Ok ... I see how to solve it. Let me know when you're back.

Answer 5

Im here, is right

Answer 6

Ok, the first thing you want to get rid of are the y^2 terms. So substitute u = y^2 and this will simplfy the equation somewhat. Write down what you get in terms of u and x.

Answer 7

Yes we have the same thing. Now follow the first step I just gave you.

Answer 8

and with 2sinxy?

Answer 9

If u = y^2, then du = 2y dy.

Answer 10

So
cos^2(y^2)cos(x)dx-2sin(x)ydy=0
becomes

cos^2 u . cos x . dx - sin x du = 0

Now you should have no problem in theory solving that equation because it is separable.

Answer 11

ok

Answer 12

nicely done jj.
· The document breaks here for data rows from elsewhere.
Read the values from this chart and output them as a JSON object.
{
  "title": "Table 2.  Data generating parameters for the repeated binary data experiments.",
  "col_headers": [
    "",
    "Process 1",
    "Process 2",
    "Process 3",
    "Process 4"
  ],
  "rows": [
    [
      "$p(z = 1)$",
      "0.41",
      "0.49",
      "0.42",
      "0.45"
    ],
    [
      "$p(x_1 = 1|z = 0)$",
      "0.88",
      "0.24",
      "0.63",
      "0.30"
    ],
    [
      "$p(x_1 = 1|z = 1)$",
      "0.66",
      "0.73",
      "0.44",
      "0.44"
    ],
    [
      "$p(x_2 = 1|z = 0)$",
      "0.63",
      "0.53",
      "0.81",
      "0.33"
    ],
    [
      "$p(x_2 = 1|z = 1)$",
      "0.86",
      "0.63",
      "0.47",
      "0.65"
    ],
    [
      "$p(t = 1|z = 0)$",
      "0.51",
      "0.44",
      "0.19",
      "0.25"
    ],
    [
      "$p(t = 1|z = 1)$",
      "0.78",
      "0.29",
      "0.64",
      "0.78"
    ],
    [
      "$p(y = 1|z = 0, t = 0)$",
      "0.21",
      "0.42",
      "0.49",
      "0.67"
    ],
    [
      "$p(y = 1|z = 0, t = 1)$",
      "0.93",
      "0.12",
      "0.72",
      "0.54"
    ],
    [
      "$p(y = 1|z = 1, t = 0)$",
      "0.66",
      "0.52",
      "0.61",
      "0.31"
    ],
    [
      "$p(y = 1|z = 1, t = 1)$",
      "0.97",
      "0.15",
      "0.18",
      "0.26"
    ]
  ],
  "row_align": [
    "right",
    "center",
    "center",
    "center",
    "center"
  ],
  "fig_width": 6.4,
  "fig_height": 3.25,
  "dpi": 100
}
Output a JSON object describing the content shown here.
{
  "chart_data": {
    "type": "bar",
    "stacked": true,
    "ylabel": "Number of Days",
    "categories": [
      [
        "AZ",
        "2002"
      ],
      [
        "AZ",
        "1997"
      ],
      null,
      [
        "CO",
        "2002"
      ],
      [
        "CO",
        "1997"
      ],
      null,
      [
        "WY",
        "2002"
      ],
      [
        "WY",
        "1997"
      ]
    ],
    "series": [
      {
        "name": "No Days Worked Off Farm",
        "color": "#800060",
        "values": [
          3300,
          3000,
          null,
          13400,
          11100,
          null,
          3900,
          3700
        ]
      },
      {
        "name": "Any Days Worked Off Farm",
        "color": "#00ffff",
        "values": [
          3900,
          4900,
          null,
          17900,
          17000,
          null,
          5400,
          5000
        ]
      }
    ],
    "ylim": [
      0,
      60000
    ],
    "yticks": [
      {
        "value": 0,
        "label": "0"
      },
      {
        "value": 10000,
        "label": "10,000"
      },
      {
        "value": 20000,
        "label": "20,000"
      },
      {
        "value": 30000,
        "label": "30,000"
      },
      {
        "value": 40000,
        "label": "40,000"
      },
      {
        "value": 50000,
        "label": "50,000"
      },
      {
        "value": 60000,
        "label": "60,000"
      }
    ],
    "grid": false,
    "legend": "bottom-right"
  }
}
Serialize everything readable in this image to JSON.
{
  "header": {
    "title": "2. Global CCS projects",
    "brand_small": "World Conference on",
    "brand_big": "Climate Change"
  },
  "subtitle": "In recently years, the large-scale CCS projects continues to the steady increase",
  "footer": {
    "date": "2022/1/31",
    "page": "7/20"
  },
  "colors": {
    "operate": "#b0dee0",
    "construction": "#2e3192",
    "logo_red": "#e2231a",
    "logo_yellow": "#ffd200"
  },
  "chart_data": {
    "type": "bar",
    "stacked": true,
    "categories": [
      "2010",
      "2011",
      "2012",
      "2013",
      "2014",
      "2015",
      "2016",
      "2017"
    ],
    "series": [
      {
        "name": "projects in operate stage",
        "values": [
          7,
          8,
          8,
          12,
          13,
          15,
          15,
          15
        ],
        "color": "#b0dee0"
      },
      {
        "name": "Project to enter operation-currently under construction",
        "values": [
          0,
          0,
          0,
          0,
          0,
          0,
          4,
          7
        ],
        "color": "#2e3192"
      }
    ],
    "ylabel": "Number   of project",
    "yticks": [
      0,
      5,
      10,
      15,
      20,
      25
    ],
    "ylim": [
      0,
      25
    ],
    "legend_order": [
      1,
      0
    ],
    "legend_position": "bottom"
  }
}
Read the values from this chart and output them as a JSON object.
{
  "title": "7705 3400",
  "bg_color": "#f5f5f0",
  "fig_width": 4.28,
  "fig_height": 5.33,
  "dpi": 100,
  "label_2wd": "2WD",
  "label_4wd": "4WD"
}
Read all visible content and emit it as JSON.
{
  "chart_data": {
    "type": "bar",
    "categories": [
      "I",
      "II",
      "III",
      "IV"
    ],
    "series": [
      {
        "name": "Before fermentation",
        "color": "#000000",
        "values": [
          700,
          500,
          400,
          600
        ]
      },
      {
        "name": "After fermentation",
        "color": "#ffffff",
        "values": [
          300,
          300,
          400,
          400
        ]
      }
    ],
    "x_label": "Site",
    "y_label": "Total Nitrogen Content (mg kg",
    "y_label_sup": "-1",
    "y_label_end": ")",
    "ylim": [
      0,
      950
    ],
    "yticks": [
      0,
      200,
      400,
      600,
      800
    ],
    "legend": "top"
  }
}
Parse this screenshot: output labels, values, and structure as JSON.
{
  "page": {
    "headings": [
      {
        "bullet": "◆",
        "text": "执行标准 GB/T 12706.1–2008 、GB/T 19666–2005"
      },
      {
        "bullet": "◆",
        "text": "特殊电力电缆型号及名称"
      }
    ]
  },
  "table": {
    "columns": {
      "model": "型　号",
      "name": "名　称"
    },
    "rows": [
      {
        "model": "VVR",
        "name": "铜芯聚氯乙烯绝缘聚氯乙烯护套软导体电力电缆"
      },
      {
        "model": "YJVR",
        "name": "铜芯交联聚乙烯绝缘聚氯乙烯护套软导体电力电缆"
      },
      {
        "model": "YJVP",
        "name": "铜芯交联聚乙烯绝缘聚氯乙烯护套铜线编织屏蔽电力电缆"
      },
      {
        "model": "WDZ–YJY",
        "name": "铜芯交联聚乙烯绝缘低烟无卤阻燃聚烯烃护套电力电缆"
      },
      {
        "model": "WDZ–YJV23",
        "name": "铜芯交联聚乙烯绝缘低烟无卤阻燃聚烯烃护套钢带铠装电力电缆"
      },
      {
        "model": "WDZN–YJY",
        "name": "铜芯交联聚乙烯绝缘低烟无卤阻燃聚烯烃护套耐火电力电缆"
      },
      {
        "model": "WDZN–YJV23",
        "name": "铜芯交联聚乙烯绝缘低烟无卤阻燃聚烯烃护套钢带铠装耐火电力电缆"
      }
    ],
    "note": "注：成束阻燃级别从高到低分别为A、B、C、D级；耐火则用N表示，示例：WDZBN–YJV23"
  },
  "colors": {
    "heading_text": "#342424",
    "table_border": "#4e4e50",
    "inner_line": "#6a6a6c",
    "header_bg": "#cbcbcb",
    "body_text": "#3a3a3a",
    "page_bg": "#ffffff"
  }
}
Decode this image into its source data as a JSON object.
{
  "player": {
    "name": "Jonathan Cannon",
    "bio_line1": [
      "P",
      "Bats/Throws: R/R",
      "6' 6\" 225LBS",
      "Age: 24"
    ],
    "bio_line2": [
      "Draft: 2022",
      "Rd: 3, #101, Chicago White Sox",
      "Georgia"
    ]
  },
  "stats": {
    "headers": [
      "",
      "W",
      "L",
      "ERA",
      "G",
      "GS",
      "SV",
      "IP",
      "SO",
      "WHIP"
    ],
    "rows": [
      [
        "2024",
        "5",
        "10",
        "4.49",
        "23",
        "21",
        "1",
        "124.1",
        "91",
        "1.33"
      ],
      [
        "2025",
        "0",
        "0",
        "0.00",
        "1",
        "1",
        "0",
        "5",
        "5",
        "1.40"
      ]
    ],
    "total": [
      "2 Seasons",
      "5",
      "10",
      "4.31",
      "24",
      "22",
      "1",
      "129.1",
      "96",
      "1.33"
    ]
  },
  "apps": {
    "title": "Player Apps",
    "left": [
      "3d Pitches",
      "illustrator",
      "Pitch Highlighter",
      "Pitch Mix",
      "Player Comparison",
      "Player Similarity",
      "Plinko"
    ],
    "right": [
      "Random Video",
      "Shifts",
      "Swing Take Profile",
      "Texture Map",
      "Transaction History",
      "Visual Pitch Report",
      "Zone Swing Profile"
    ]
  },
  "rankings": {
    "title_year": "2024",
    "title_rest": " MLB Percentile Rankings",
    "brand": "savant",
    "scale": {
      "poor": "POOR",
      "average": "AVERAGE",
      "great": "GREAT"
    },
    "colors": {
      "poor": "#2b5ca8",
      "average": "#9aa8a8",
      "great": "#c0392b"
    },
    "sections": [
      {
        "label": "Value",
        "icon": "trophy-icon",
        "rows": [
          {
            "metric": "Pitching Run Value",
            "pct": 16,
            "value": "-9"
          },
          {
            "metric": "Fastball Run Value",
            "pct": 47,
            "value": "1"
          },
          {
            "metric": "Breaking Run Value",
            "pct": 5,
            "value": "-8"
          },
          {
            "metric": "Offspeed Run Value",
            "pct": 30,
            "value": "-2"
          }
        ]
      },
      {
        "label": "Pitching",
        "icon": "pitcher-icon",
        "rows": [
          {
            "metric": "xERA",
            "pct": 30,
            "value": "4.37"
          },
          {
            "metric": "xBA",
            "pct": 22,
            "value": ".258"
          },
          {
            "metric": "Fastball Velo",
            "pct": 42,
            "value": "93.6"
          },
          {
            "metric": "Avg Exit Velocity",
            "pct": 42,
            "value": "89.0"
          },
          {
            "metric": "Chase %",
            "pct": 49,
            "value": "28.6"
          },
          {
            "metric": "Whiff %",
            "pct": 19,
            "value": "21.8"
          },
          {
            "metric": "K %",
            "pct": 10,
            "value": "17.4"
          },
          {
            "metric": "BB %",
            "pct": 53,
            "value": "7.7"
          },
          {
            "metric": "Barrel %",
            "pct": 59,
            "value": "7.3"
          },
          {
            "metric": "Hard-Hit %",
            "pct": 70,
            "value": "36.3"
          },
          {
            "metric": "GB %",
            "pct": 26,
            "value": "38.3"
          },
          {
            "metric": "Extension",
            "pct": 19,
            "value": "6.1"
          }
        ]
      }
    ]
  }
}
Medal for you.

Answer 13

cos^2u/du=sinx/cosx ·dx

Answer 14

doesn't look right.

Answer 15

How I do separate rightly?

Answer 16

cos^2 u . cos x . dx - sin x du = 0
=> cos^2 u . cos x . dx = sin x du
=> cos x/sin x . dx = sec^2 u du

Answer 17

ok, them integrate?

Answer 18

yes

Answer 19

log(sin(X)) =tan(u) du ?

Answer 20

log(sin(X)) =tan(u) du ?

Answer 21

ln(sin x) = tan u + C, yes

Answer 22

Well, first I'd solve for y(x) and then find the particular solution.

Answer 23

and now to find the particular solution ?

Answer 24

undo the u and replace the value, right?

Answer 25

solve for y, yes

Answer 26

thank u very much 4 your help!